Le 19 juin, il n’y aura pas de décision mais un tour de table sur les différents aspects de la proposition. On escompte que les « frugaux », clairement lâchés par les Allemands, ne pourront plus s’opposer à l’économie générale de la proposition mais qu’ils vont se rabattre sur les détails où, comme chacun sait, le diable trouve ses meilleurs refuges. Ainsi, on peut parier que les débats vont largement porter sur les nouvelles ressources propres de l’Union qu’il est question de créer : taxe GAFA ? Taxe sur les plastiques non réutilisables ? Taxe carbone sur les produits importés qui ne respectent pas les normes européennes ? Partie du produit des droits d’émission de CO2 ? Ou de l’impôt sur les sociétés ? On peut aussi être sûr qu’ils vont faire rage sur les critères de répartition des 500 Milliards d’euros et sur les conditions que devront respecter les bénéficiaires, notamment l’obligation d’investir les sommes allouées conformément aux orientations du Pacte Vert et de la priorité reconnue à l’économie numérique (5G, Intelligence Artificielle etc.).

En tous cas, tout est en place pour que la construction européenne progresse significativement. Que l’Union emprunte solidairement sur les marchés pour financer les besoins de quelques-uns de ses membres a beau être strictement limité dans son objet (le Covid) et sa durée (les sept prochaines années), le précédent est créé et ne manquera pas d’être invoqué à la première occasion.

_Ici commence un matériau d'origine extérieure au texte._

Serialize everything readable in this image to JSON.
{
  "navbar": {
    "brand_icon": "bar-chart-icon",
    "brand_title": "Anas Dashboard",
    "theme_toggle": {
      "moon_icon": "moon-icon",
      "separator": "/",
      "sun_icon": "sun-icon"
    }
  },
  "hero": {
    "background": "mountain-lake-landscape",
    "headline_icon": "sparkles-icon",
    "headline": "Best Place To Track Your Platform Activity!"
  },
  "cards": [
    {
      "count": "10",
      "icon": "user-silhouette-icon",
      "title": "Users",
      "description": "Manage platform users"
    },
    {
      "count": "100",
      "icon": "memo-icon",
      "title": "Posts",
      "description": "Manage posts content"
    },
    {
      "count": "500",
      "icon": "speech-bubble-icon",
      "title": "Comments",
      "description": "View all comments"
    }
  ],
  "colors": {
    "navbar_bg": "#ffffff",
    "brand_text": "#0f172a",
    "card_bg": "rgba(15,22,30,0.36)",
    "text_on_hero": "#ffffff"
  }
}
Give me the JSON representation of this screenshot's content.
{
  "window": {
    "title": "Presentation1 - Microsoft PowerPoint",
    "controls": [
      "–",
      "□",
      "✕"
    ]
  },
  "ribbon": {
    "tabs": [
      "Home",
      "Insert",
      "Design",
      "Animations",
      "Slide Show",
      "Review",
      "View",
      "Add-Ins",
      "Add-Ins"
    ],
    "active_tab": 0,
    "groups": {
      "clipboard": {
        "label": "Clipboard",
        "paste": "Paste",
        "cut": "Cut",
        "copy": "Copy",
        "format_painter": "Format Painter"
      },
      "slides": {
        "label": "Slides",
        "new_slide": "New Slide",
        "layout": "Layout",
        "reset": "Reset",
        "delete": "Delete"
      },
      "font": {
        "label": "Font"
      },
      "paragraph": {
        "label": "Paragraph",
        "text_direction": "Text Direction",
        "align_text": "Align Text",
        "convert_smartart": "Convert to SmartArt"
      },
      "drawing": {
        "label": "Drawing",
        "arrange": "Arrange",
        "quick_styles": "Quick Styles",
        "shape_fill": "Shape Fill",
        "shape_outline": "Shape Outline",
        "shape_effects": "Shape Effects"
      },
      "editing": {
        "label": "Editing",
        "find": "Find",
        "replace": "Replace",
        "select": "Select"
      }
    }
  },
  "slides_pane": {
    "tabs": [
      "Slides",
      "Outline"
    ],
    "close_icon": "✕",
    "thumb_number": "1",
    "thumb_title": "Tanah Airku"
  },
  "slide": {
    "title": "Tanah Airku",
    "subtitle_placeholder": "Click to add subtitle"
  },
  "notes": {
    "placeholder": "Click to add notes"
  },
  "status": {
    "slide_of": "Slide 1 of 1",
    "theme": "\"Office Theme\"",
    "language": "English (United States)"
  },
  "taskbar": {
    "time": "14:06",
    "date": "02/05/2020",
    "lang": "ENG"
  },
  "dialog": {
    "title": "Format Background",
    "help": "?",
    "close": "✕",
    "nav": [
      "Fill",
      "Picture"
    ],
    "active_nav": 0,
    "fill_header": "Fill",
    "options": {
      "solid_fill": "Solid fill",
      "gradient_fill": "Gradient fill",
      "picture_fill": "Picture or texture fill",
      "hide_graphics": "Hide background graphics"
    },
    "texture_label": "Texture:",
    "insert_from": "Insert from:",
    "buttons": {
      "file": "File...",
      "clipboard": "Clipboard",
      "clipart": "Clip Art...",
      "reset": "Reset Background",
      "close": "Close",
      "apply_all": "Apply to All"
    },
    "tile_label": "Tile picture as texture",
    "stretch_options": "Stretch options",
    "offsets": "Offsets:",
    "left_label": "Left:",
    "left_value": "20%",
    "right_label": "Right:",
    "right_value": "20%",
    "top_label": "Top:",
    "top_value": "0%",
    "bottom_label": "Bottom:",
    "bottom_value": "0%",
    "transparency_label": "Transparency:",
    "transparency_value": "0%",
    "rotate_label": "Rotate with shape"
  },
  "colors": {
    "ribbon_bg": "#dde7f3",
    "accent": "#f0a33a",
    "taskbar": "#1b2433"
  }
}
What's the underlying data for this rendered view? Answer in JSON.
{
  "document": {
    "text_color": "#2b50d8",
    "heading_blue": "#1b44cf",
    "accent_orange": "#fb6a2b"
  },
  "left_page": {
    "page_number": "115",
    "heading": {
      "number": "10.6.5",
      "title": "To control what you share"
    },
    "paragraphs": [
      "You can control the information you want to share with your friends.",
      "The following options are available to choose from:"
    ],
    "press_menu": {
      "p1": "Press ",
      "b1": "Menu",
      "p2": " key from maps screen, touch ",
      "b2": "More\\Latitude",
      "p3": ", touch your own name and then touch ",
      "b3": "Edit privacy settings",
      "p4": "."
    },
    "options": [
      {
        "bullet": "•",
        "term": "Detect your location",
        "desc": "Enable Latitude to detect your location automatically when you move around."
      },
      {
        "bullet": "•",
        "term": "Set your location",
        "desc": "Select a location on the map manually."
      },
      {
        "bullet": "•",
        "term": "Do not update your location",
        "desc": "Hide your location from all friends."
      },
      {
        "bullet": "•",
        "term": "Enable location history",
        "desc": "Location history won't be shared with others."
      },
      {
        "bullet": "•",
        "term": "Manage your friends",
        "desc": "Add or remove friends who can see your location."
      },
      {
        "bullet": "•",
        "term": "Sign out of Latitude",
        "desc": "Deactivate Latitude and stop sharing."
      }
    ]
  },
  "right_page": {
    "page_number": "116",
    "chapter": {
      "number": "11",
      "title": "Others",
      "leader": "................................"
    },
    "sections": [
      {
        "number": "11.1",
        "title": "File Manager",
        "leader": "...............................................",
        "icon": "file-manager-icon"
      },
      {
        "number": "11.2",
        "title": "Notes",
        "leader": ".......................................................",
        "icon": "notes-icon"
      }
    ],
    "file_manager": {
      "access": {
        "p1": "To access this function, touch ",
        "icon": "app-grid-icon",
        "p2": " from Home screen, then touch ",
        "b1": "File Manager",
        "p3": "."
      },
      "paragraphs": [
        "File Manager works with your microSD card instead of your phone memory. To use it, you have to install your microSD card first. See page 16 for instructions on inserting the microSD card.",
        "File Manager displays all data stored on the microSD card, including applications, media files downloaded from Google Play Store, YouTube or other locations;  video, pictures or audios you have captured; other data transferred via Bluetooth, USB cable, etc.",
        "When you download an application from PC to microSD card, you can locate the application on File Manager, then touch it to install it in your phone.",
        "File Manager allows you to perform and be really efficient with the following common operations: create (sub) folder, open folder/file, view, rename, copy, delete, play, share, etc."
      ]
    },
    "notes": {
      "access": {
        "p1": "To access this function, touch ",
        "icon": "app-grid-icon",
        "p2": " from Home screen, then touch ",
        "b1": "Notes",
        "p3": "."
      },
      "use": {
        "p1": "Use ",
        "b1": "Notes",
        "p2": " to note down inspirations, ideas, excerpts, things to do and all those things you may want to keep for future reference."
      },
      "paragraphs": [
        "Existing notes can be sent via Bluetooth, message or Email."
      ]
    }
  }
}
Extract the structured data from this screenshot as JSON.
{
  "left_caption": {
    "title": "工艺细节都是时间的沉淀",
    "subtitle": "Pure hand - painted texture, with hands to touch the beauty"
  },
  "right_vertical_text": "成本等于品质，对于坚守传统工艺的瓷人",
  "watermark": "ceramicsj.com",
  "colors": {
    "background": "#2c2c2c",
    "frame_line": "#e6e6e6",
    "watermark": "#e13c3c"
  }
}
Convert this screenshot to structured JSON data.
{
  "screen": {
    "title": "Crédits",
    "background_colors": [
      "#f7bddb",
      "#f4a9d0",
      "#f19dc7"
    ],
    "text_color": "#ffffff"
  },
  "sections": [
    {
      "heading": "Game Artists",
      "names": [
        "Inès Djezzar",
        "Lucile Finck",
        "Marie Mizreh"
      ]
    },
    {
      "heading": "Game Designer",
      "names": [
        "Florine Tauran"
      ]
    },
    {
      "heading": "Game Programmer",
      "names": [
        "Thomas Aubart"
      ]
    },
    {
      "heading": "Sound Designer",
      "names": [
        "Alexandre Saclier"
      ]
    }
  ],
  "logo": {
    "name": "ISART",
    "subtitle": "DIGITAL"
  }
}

Ce n’est pas tout à fait une révolution Hamiltonienne de mutualisation des dettes nationales mais c’est un grand pas dans cette direction.

Autre commentaire : les négociations sur le Brexit n’avançant pas, Londres a essayé de faire remonter la question au Conseil Européen mais sans y parvenir. La réunion du 19 juin a été considérée comme trop importante pour être perturbée par un sujet certes majeur mais qui relève malgré tout de l’irritant. The Economist faisait récemment remarquer – à juste raison – que si le Royaume Uni était toujours membre de l’Union, la proposition de la Commission du 27 mai eût été morte-née… Façon de reconnaitre que c’est en jetant par-dessus bord le paquet de lest britannique que la montgolfière de l’Union peut enfin reprendre son envol.